Professors Get Tested

VCU art teachers show off their own work, with varying results

This year’s “Faculty Focus” showcases the work of nine faculty members from a variety of disciplines. It’s an exhibition thick in ideas — some complex, some half-baked. In a few cases, the ideas become diluted in execution. Fortunately, the exhibition is a collection of nine small shows; each artist is in individual gallery space so that an artist’s success or failure doesn’t impact viewing experiences in the next gallery.

Viewers entering the Anderson Gallery will find first “Shudder to Think,” an installation in two parts by Lynn Murphy. One part is a chest-high wood table covered with matronly figures made from polyurethane, all identical except for their color. The table top is mechanized to rhythmically shift back and forth laterally, apparently to stir the female forms which sit on half-spheres, but to no avail – the figures hardly move.
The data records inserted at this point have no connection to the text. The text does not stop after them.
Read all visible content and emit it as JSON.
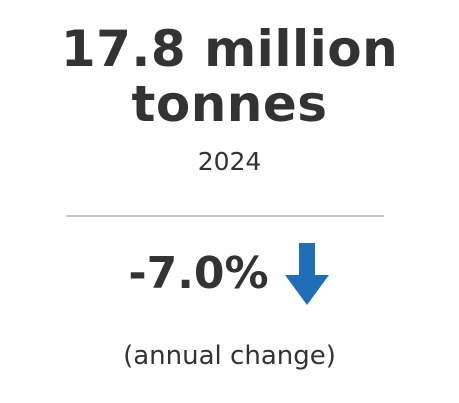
{
  "stat": {
    "value_line1": "17.8 million",
    "value_line2": "tonnes",
    "year": "2024"
  },
  "change": {
    "value": "-7.0%",
    "direction_icon": "arrow-down-icon",
    "note": "(annual change)"
  },
  "colors": {
    "text": "#333333",
    "divider": "#c6c6c6",
    "arrow": "#1f6fb8"
  }
}
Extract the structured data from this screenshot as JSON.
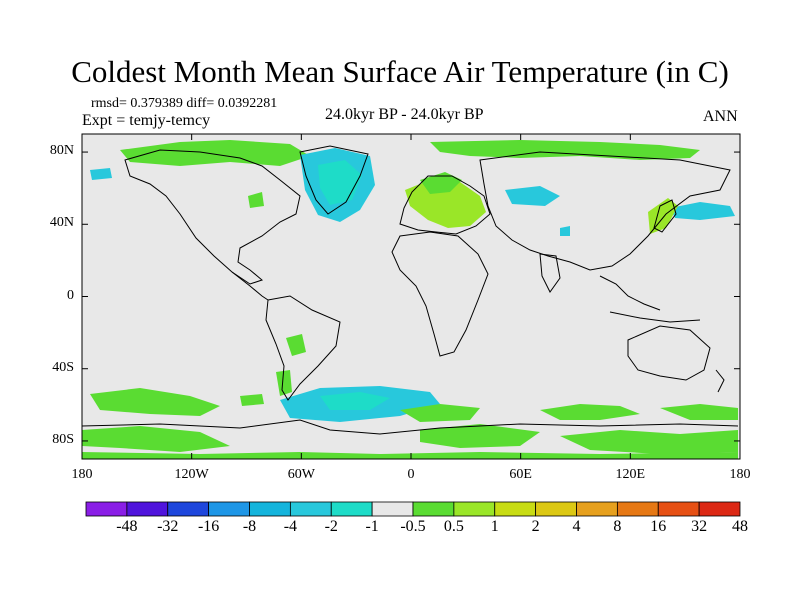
{
  "title": "Coldest Month Mean Surface Air Temperature (in C)",
  "stats": "rmsd= 0.379389  diff= 0.0392281",
  "expt": "Expt = temjy-temcy",
  "period": "24.0kyr BP - 24.0kyr BP",
  "season": "ANN",
  "lat_ticks": [
    {
      "label": "80N",
      "lat": 80
    },
    {
      "label": "40N",
      "lat": 40
    },
    {
      "label": "0",
      "lat": 0
    },
    {
      "label": "40S",
      "lat": -40
    },
    {
      "label": "80S",
      "lat": -80
    }
  ],
  "lon_ticks": [
    {
      "label": "180",
      "lon": -180
    },
    {
      "label": "120W",
      "lon": -120
    },
    {
      "label": "60W",
      "lon": -60
    },
    {
      "label": "0",
      "lon": 0
    },
    {
      "label": "60E",
      "lon": 60
    },
    {
      "label": "120E",
      "lon": 120
    },
    {
      "label": "180",
      "lon": 180
    }
  ],
  "colorbar": {
    "colors": [
      "#8a1ee6",
      "#5014dc",
      "#1e46dc",
      "#1e96e6",
      "#14b4dc",
      "#28c8dc",
      "#1edcc8",
      "#e8e8e8",
      "#5adc32",
      "#9ae628",
      "#c8dc14",
      "#dcc814",
      "#e6a01e",
      "#e67814",
      "#e65014",
      "#dc2814"
    ],
    "labels": [
      "-48",
      "-32",
      "-16",
      "-8",
      "-4",
      "-2",
      "-1",
      "-0.5",
      "0.5",
      "1",
      "2",
      "4",
      "8",
      "16",
      "32",
      "48"
    ]
  },
  "map_colors": {
    "neutral": "#e8e8e8",
    "green_light": "#5adc32",
    "green_yellow": "#9ae628",
    "cyan": "#28c8dc",
    "teal": "#1edcc8"
  }
}
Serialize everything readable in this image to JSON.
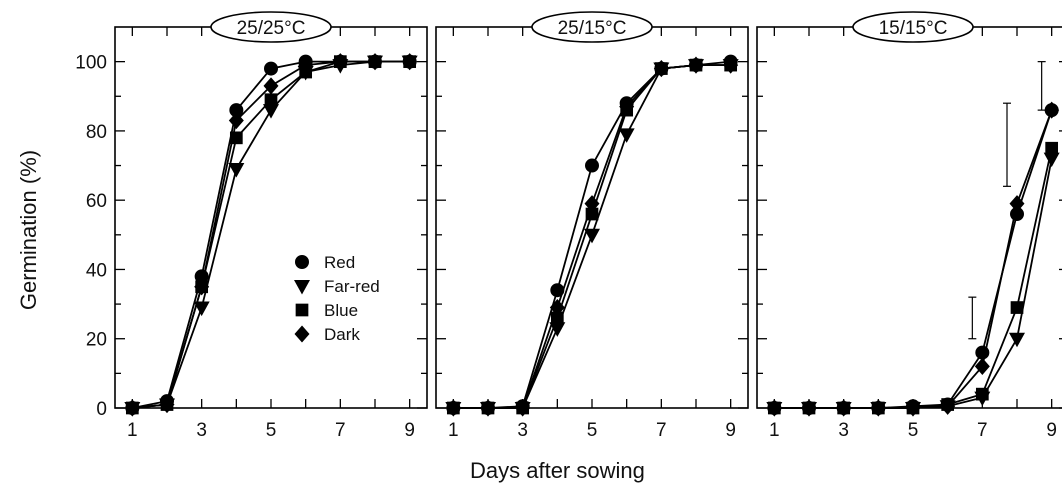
{
  "figure": {
    "ylabel": "Germination (%)",
    "xlabel": "Days after sowing",
    "legend": {
      "placement": "inside first panel, middle-right",
      "entries": [
        {
          "label": "Red",
          "marker": "circle"
        },
        {
          "label": "Far-red",
          "marker": "triangle-down"
        },
        {
          "label": "Blue",
          "marker": "square"
        },
        {
          "label": "Dark",
          "marker": "diamond"
        }
      ]
    }
  },
  "chart_data": [
    {
      "type": "line",
      "title": "25/25°C",
      "xlabel": "Days after sowing",
      "ylabel": "Germination (%)",
      "xlim": [
        0.5,
        9.5
      ],
      "ylim": [
        0,
        110
      ],
      "x_ticks": [
        "1",
        "3",
        "5",
        "7",
        "9"
      ],
      "y_ticks": [
        "0",
        "20",
        "40",
        "60",
        "80",
        "100"
      ],
      "x": [
        1,
        2,
        3,
        4,
        5,
        6,
        7,
        8,
        9
      ],
      "series": [
        {
          "name": "Red",
          "marker": "circle",
          "values": [
            0,
            2,
            38,
            86,
            98,
            100,
            100,
            100,
            100
          ]
        },
        {
          "name": "Far-red",
          "marker": "triangle-down",
          "values": [
            0,
            1,
            29,
            69,
            86,
            97,
            99,
            100,
            100
          ]
        },
        {
          "name": "Blue",
          "marker": "square",
          "values": [
            0,
            1,
            35,
            78,
            89,
            97,
            100,
            100,
            100
          ]
        },
        {
          "name": "Dark",
          "marker": "diamond",
          "values": [
            0,
            1,
            35,
            83,
            93,
            99,
            100,
            100,
            100
          ]
        }
      ]
    },
    {
      "type": "line",
      "title": "25/15°C",
      "xlabel": "Days after sowing",
      "ylabel": "Germination (%)",
      "xlim": [
        0.5,
        9.5
      ],
      "ylim": [
        0,
        110
      ],
      "x_ticks": [
        "1",
        "3",
        "5",
        "7",
        "9"
      ],
      "y_ticks": [
        "0",
        "20",
        "40",
        "60",
        "80",
        "100"
      ],
      "x": [
        1,
        2,
        3,
        4,
        5,
        6,
        7,
        8,
        9
      ],
      "series": [
        {
          "name": "Red",
          "marker": "circle",
          "values": [
            0,
            0,
            0.5,
            34,
            70,
            88,
            98,
            99,
            100
          ]
        },
        {
          "name": "Far-red",
          "marker": "triangle-down",
          "values": [
            0,
            0,
            0,
            23,
            50,
            79,
            98,
            99,
            99
          ]
        },
        {
          "name": "Blue",
          "marker": "square",
          "values": [
            0,
            0,
            0,
            26,
            56,
            86,
            98,
            99,
            99
          ]
        },
        {
          "name": "Dark",
          "marker": "diamond",
          "values": [
            0,
            0,
            0,
            29,
            59,
            87,
            98,
            99,
            99
          ]
        }
      ]
    },
    {
      "type": "line",
      "title": "15/15°C",
      "xlabel": "Days after sowing",
      "ylabel": "Germination (%)",
      "xlim": [
        0.5,
        9.5
      ],
      "ylim": [
        0,
        110
      ],
      "x_ticks": [
        "1",
        "3",
        "5",
        "7",
        "9"
      ],
      "y_ticks": [],
      "x": [
        1,
        2,
        3,
        4,
        5,
        6,
        7,
        8,
        9
      ],
      "series": [
        {
          "name": "Red",
          "marker": "circle",
          "values": [
            0,
            0,
            0,
            0,
            0.5,
            1,
            16,
            56,
            86
          ]
        },
        {
          "name": "Far-red",
          "marker": "triangle-down",
          "values": [
            0,
            0,
            0,
            0,
            0,
            0.5,
            3,
            20,
            72
          ]
        },
        {
          "name": "Blue",
          "marker": "square",
          "values": [
            0,
            0,
            0,
            0,
            0,
            1,
            4,
            29,
            75
          ]
        },
        {
          "name": "Dark",
          "marker": "diamond",
          "values": [
            0,
            0,
            0,
            0,
            0,
            0.5,
            12,
            59,
            86
          ]
        }
      ],
      "error_bars": [
        {
          "x": 7,
          "low": 20,
          "high": 32
        },
        {
          "x": 8,
          "low": 64,
          "high": 88
        },
        {
          "x": 9,
          "low": 86,
          "high": 100
        }
      ]
    }
  ]
}
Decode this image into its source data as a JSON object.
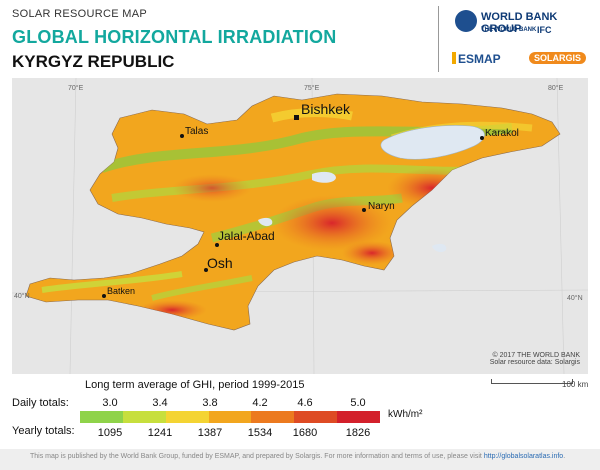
{
  "header": {
    "kicker": "SOLAR RESOURCE MAP",
    "title": "GLOBAL HORIZONTAL IRRADIATION",
    "subtitle": "KYRGYZ REPUBLIC"
  },
  "logos": {
    "world_bank_group": "WORLD BANK GROUP",
    "world_bank": "THE WORLD BANK",
    "ifc": "IFC",
    "esmap": "ESMAP",
    "solargis": "SOLARGIS"
  },
  "map": {
    "graticule": {
      "lon_labels": [
        "70°E",
        "75°E",
        "80°E"
      ],
      "lat_labels": [
        "40°N",
        "40°N"
      ]
    },
    "cities": [
      "Bishkek",
      "Talas",
      "Karakol",
      "Naryn",
      "Jalal-Abad",
      "Osh",
      "Batken"
    ],
    "capital": "Bishkek",
    "copyright_line1": "© 2017 THE WORLD BANK",
    "copyright_line2": "Solar resource data: Solargis",
    "scale_bar": "100 km",
    "colors": {
      "background": "#e6e6e6",
      "water": "#dfe8f2",
      "low_ghi": "#9bc63a",
      "mid_ghi": "#f2a61e",
      "high_ghi": "#d9262b"
    }
  },
  "legend": {
    "heading": "Long term average of GHI, period 1999-2015",
    "daily_label": "Daily totals:",
    "yearly_label": "Yearly totals:",
    "daily_ticks": [
      "3.0",
      "3.4",
      "3.8",
      "4.2",
      "4.6",
      "5.0"
    ],
    "yearly_ticks": [
      "1095",
      "1241",
      "1387",
      "1534",
      "1680",
      "1826"
    ],
    "units": "kWh/m²",
    "colors": [
      "#8fd34a",
      "#c7df3d",
      "#f4d433",
      "#f2a61e",
      "#ec7a1f",
      "#de4b24",
      "#d3202b"
    ]
  },
  "footer": {
    "text": "This map is published by the World Bank Group, funded by ESMAP, and prepared by Solargis. For more information and terms of use, please visit ",
    "link": "http://globalsolaratlas.info",
    "end": "."
  }
}
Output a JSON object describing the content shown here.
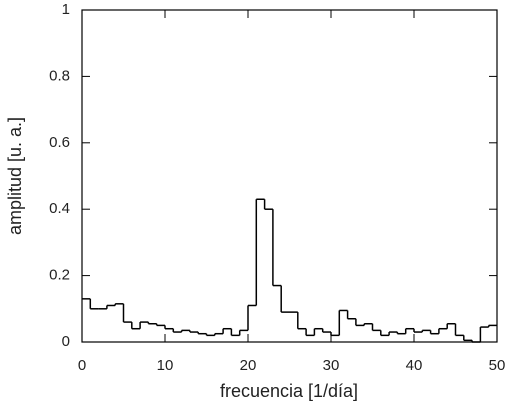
{
  "chart_data": {
    "type": "histogram",
    "xlabel": "frecuencia [1/día]",
    "ylabel": "amplitud [u. a.]",
    "bins": [
      0,
      1,
      2,
      3,
      4,
      5,
      6,
      7,
      8,
      9,
      10,
      11,
      12,
      13,
      14,
      15,
      16,
      17,
      18,
      19,
      20,
      21,
      22,
      23,
      24,
      25,
      26,
      27,
      28,
      29,
      30,
      31,
      32,
      33,
      34,
      35,
      36,
      37,
      38,
      39,
      40,
      41,
      42,
      43,
      44,
      45,
      46,
      47,
      48,
      49,
      50
    ],
    "values": [
      0.13,
      0.1,
      0.1,
      0.11,
      0.115,
      0.06,
      0.04,
      0.06,
      0.055,
      0.05,
      0.04,
      0.03,
      0.035,
      0.03,
      0.025,
      0.02,
      0.025,
      0.04,
      0.02,
      0.035,
      0.11,
      0.43,
      0.4,
      0.17,
      0.09,
      0.09,
      0.04,
      0.02,
      0.04,
      0.03,
      0.02,
      0.095,
      0.07,
      0.05,
      0.055,
      0.035,
      0.02,
      0.03,
      0.025,
      0.04,
      0.03,
      0.035,
      0.025,
      0.04,
      0.055,
      0.02,
      0.005,
      0.0,
      0.045,
      0.05
    ],
    "color": "#000000",
    "xlim": [
      0,
      50
    ],
    "xticks": [
      0,
      10,
      20,
      30,
      40,
      50
    ],
    "ylim": [
      0,
      1
    ],
    "yticks": [
      0,
      0.2,
      0.4,
      0.6,
      0.8,
      1
    ]
  }
}
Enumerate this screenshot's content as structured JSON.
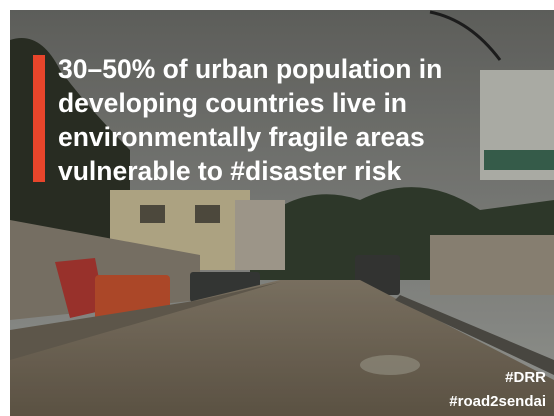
{
  "headline": {
    "lines": [
      "30–50% of urban population in",
      "developing countries live in",
      "environmentally fragile areas",
      "vulnerable to #disaster risk"
    ]
  },
  "hashtags": [
    "#DRR",
    "#road2sendai"
  ]
}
The other part is a series of name tags on which fears (such as public speaking, dating, pregnancy and growing old alone) are hand-printed. The tags stick to two walls facing the table and figures. “Shudder to Think” might be a humorous tonic if indeed the dozens of “aunties” really trembled. Instead, it’s a tremor waiting to happen.

Just around the corner is work by craft faculty member Jack Wax, who turns glass into an otherworldly sculpture medium. Here Wax’s sculpture isn’t easily understood as a body of work – each form is unique and disassociated from the others. Instead, Wax seems to intend to show off the degree to which the medium can be manipulated, disguised and altered.

Upstairs, sculpture department instructor Chuck Henry contributes the most complicated conceptual work. While his kaleidoscopic digital imagery is extraordinary to behold, Henry will daunt the viewer with an explanation involving geometry, the Great Pyramid, human anatomy, glass spheres, photography and computer modeling. Henry’s conceits possess a rare visual quality that suggest the years of mental backbends it took to make this work.

In another second floor gallery is the work of art foundations instructor Bill Fisher, who has cultivated a method of applying and then partly removing paint and wax to evoke memory and stream of consciousness. For years his paintings have been characterized by fluid, monochromatic passages where vestiges of words and numbers barely surface.

In his latest paintings, Fisher creates a strong ying-yang effect with bold, graphic elements that stand up to his dreamy fields. He’s always been good at creating illusions of time by burying bits of information in his layers of paint. But now, with strong geometries that act like visual speed bumps, the dialogue between faded and accessible memory is heatedly eye-grabbing.

The craft department’s William Hammersley builds sculptural furniture with both irreverence and craftsmanship. Often borrowing from tools and everyday objects for formal ideas, he composes each piece with a collection of disparate and unlikely wood forms. The angular seat of his large, three-legged chair titled “Nature Heals” is creased down the middle like an open book. Two vertical elements rise from the seat to act as back supports, one in the shape of an ax handle and the other in the shape of a farm tool. Whether or not Hammersly’s pieces are comfortable, they are structurally complex.

The conceptual and visual low point of this exhibition is art foundations professor Dan Smith’s “Man/Land: Extended Sites,” an installation of found objects, inane verbiage and scribblings generously described as “multi-media” by Anderson Gallery. Smith’s written introduction to his installation begins, “This temporary exhibition space is an eclectic sketch of Dansynthia, an art adventure integrating analytical and intuitive responses to specific geographic site visitations.” Beware: whenever the words “art” and “adventure” appear in the same sentence, run as fast as you can.

“Faculty Focus” also includes art education faculty member B. Stephen Carpenter II, whose assemblages deal with containment and value; the photography and film department’s Barbara Ames, whose color photographs feature known and unknown working women; and Robert Meganck, whose dense and potent illustrations prove prowess in concept and execution. S

“Faculty Focus runs through Dec. 14 at Anderson Gallery, 907« W. Franklin St.